As elderly patients are the most frequent users of operative resources and are also the most vulnerable to postoperative infections, it is important for clinicians to gauge risk factors preoperatively [32, 33]. In this study, we identified 11 independent risk factors associated with postoperative infections including gender, ASA score, chronic comorbid diseases, surgical procedures, sedation/local anesthesia, laparoscopic surgery, and severity of surgery. More importantly, among the above risk factors, sedation/local anesthesia and laparoscopic surgery could reduce postoperative infections. These findings provide important evidence to clinical perioperative management for elderly patients. Interventions should be considered to tackle those risk factors to optimize the patient’s conditions before surgery. Indeed, some of these factors are modifiable by surgeons and anesthesiologists before surgery except gender, ASA score, and chronic comorbid disease.
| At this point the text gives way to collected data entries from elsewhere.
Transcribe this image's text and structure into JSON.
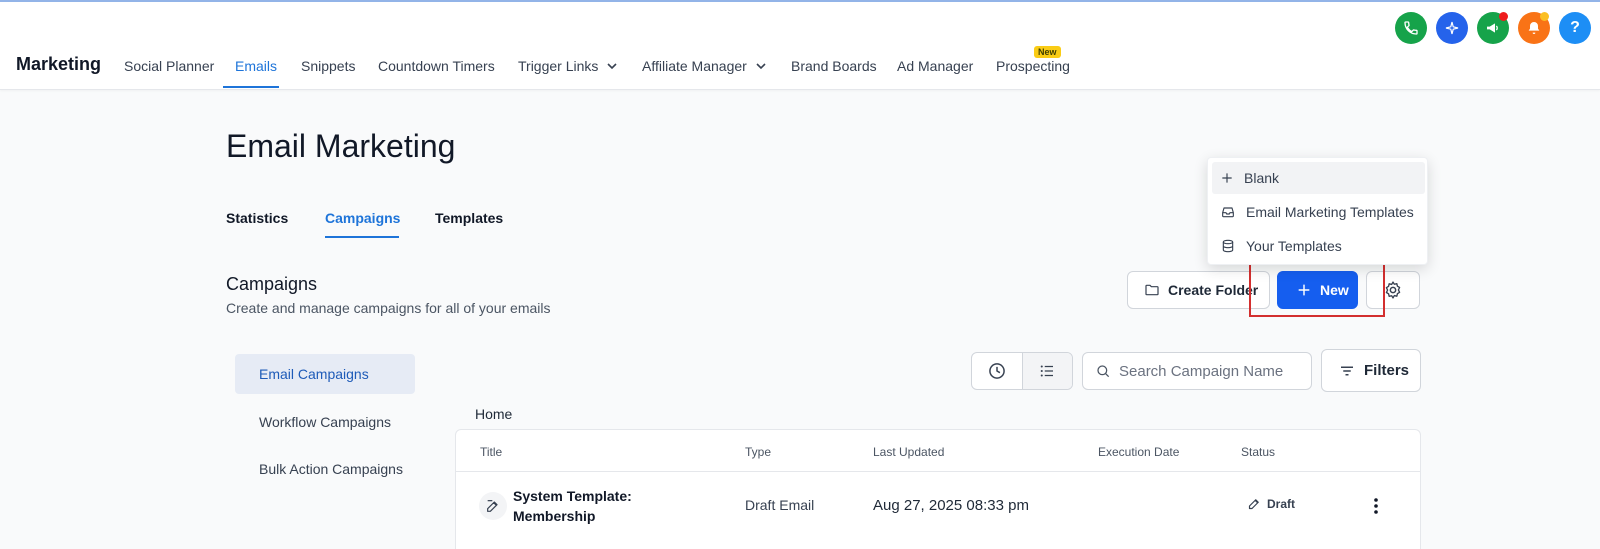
{
  "app": {
    "brand": "Marketing",
    "nav": [
      {
        "label": "Social Planner"
      },
      {
        "label": "Emails"
      },
      {
        "label": "Snippets"
      },
      {
        "label": "Countdown Timers"
      },
      {
        "label": "Trigger Links"
      },
      {
        "label": "Affiliate Manager"
      },
      {
        "label": "Brand Boards"
      },
      {
        "label": "Ad Manager"
      },
      {
        "label": "Prospecting"
      }
    ],
    "nav_new_badge": "New",
    "header_icons": [
      "phone-icon",
      "sparkle-icon",
      "megaphone-icon",
      "bell-icon",
      "help-icon"
    ],
    "help_glyph": "?",
    "colors": {
      "phone": "#16a34a",
      "sparkle": "#2563eb",
      "megaphone": "#16a34a",
      "bell": "#f97316",
      "help": "#1d8ef5",
      "accent": "#1e74d9",
      "primary": "#155eef"
    }
  },
  "page": {
    "title": "Email Marketing",
    "tabs": [
      {
        "label": "Statistics"
      },
      {
        "label": "Campaigns"
      },
      {
        "label": "Templates"
      }
    ]
  },
  "section": {
    "title": "Campaigns",
    "subtitle": "Create and manage campaigns for all of your emails",
    "create_folder_label": "Create Folder",
    "new_label": "New"
  },
  "new_menu": {
    "items": [
      {
        "label": "Blank",
        "icon": "plus-icon"
      },
      {
        "label": "Email Marketing Templates",
        "icon": "inbox-icon"
      },
      {
        "label": "Your Templates",
        "icon": "database-icon"
      }
    ]
  },
  "sidebar": {
    "items": [
      {
        "label": "Email Campaigns"
      },
      {
        "label": "Workflow Campaigns"
      },
      {
        "label": "Bulk Action Campaigns"
      }
    ]
  },
  "toolbar": {
    "search_placeholder": "Search Campaign Name",
    "filters_label": "Filters"
  },
  "breadcrumb": "Home",
  "table": {
    "headers": [
      "Title",
      "Type",
      "Last Updated",
      "Execution Date",
      "Status"
    ],
    "rows": [
      {
        "title": "System Template: Membership",
        "type": "Draft Email",
        "last_updated": "Aug 27, 2025 08:33 pm",
        "execution_date": "",
        "status": "Draft"
      }
    ]
  }
}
For example, sedation/local anesthesia was independently associated with a decreased risk of postoperative infections with an OR of 0.95 (95% CI 0.92–0.99; P = 0.006), suggesting anesthesiologists to select sedation or local anesthesia rather than general anesthesia when sedation or local anesthesia can meet the requirements of the surgery. In addition, laparoscopic surgery was also found to be associated with reduced postoperative infections with an OR of 0.94 (95% CI 0.92–0.97; P < 0.001), suggesting when feasible, laparoscopic rather than laparotomy surgery should be chosen. Therefore, some factors that reduce the risk of infections highlighted in our study could be preoperatively modified to improve the clinical outcome in elderly patients.
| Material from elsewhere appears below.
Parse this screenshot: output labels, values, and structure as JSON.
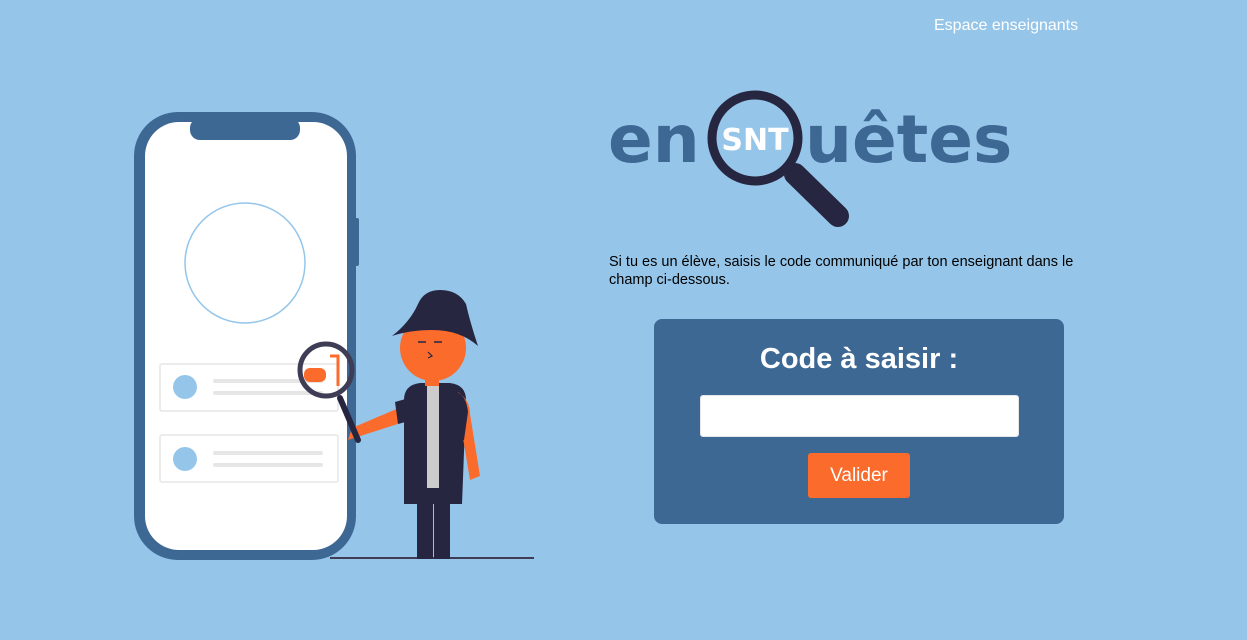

The strength of this study was that it collected a relatively large group of elderly patients undergoing elective surgery in multiple institutions. In addition, the baseline parameters and surgery-relevant characteristics applied in the deep learning model dovetail with a customary clinical workflow that can be routinely collected. However, this study is not without limitations. Clinical uses of AI have aroused skepticism including the difficulty of explaining the complex computational steps leading to a machine-generated clinical determination [34]. Although the deep learning model performs better than the conventional regression model in estimating the risk of postoperative infections in elderly patients, further studies are needed for validation. First, the deep learning model was built based on elderly patients admitted in the year of 2014, and further research is needed to verify the predictive performance of this model nowadays. Second, only data of routine clinical variables were used in the present study and we expect that the predictive performance could be boosted if individual assessment including the perioperative neurological status of elderly patients who often have delirium and/or cognitive impairment before and after surgery is incorporated into the model. Third, the present study focused on the prediction of infections including urinary tract infection, bloodstream infection, superficial and deep surgical site infection, body cavity infection, and pneumonia after elective surgery, which may not be well equipped for the specific types of infection. Fourth, considering the sensitivity and the specificity for predicting postoperative infections, our model seems to be relatively specific but not very sensitive. Further, study is needed to verify these findings and perhaps these can be improved by increasing the training data per se.

Conclusions

We found that an artificial intelligence with a deep learning model has considerable advantages on predicting postoperative infections in elderly patients, indicating that the deep learning features are more discriminative and may have a better potential for predicting postoperative infections in elderly patients. Further investigation is warranted to improve the performance of the model and to understand how the model predicts postoperative infections even better.